M. Dejeante : ... Depuis longtemps déjà j’avais
moi-même présenté des propositions tendant à
demander pour les prêtres de tous les cultes le rétablissement
du droit commun.
M. Gayraud : Le droit commun, c’est la liberté du costume.
M. Rudelle : C’est de s’habiller comme bon vous semble.
.....
M. Gayraud : venez donc ici demain avec une soutane.
M. Tournade : Pour être logique, M. Dejeante devra venir
habillé en curé à la prochaine séance.
......
(Amendement repoussé par 391 voix contre 184)
M. le président : Nous passons à l’article 25.
Il est ainsi conçu :
« Art. 25. - Les cérémonies,
processions et autres manifestations extérieures d'un culte ne peuvent
avoir lieu sur la voie publique.
« Les cérémonies funèbres
seront réglées dans toutes les communes par arrêté
municipal dans les conditions de la loi du 15 novembre 1887.
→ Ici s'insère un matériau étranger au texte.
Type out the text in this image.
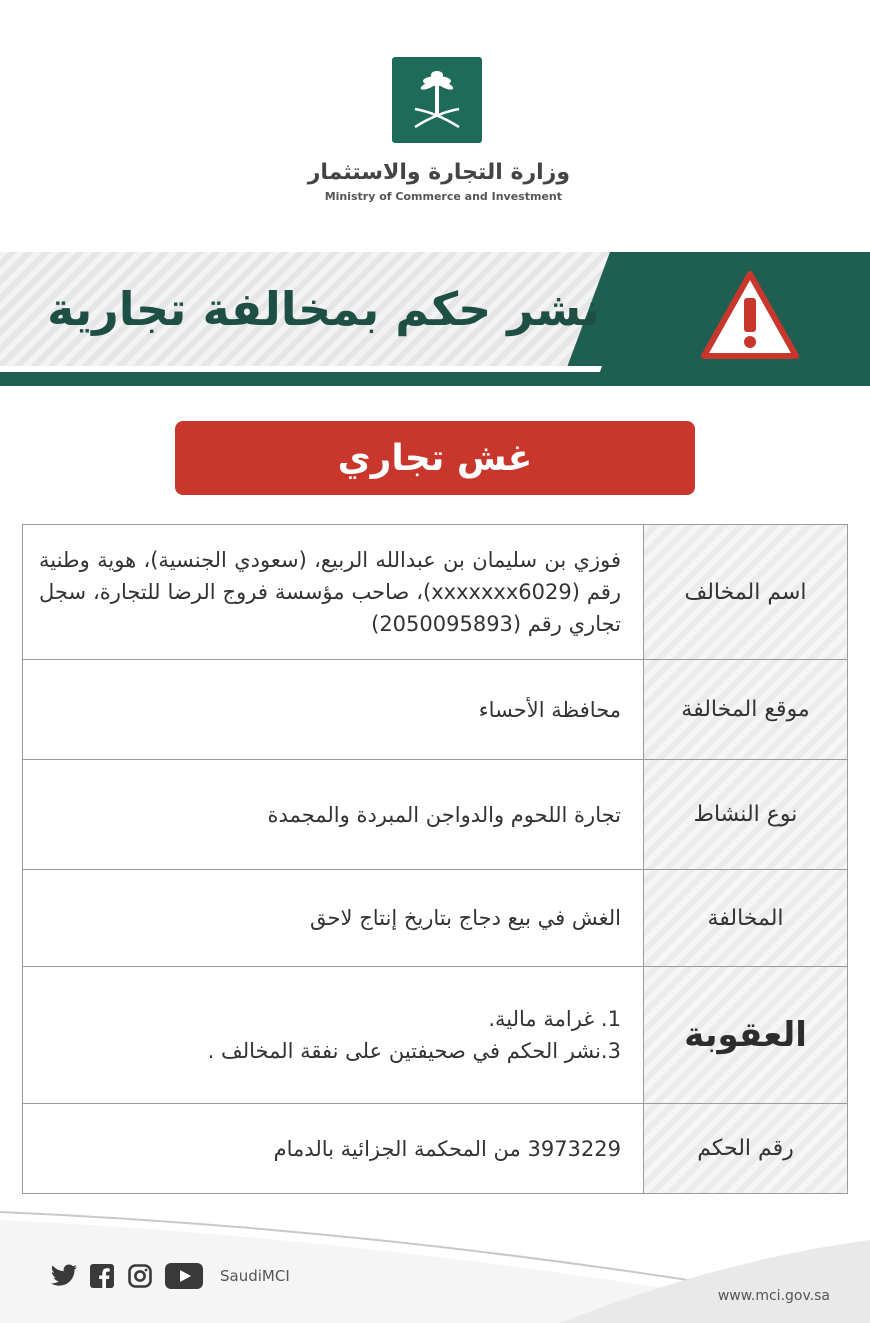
وزارة التجارة والاستثمار
Ministry of Commerce and Investment
نشر حكم بمخالفة تجارية
غش تجاري
اسم المخالف
فوزي بن سليمان بن عبدالله الربيع، (سعودي الجنسية)، هوية وطنية رقم (xxxxxxx6029)، صاحب مؤسسة فروج الرضا للتجارة، سجل تجاري رقم (2050095893)
موقع المخالفة
محافظة الأحساء
نوع النشاط
تجارة اللحوم والدواجن المبردة والمجمدة
المخالفة
الغش في بيع دجاج بتاريخ إنتاج لاحق
العقوبة
1. غرامة مالية.
3.نشر الحكم في صحيفتين على نفقة المخالف .
رقم الحكم
3973229 من المحكمة الجزائية بالدمام
SaudiMCI
www.mci.gov.sa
« Les sonneries des cloches seront réglées
par arrêté municipal. »
Il y a sur le premier paragraphe un certain
nombres d’amendements mais M. Grousseau en demande la suppression.
....
M. Gousseau : ... Vous [M.
le rapporteur] venez de reconnaître que le principe de la liberté
de conscience et du libre exercice du culte domine même l’article
25. ... Il domine toute la loi. Donc il faut modifier l’article 25 qui
le contredire, en établissant une prohibition absolue que vous ne
pouvez pas maintenir....
... Le respect de la liberté de conscience
conduit au respect mutuel des croyances, mais non à la prohibition
des manifestations extérieures du culte. (Très bien, très
bien ! à droite)
[Vous dites] : « Les manifestations
religieuses sur la voie publique seraient susceptibles de troubler l’ordre
public .»
Que de fois nous avons entendu ce mot ! Que
de fois M. le rapporteur, M. le président du conseil, se levant
pour répondre à tel ou tel amendement, se sont contentés
de dire : l’ordre public !
Nous n’avons pas la prétention d’avoir
un souci plus complet de l’ordre public que les socialistes de nos jours.
( Rires.)
...
M. Paul Constans (Allier) : Demandez la liberté pour
le drapeau rouge et les manifestations de notre parti et nous subirons
vos manifestations religieuses.
M. Le lieutenant-colonel Rousset : Le drapeau rouge n’est pas le drapeau de la France.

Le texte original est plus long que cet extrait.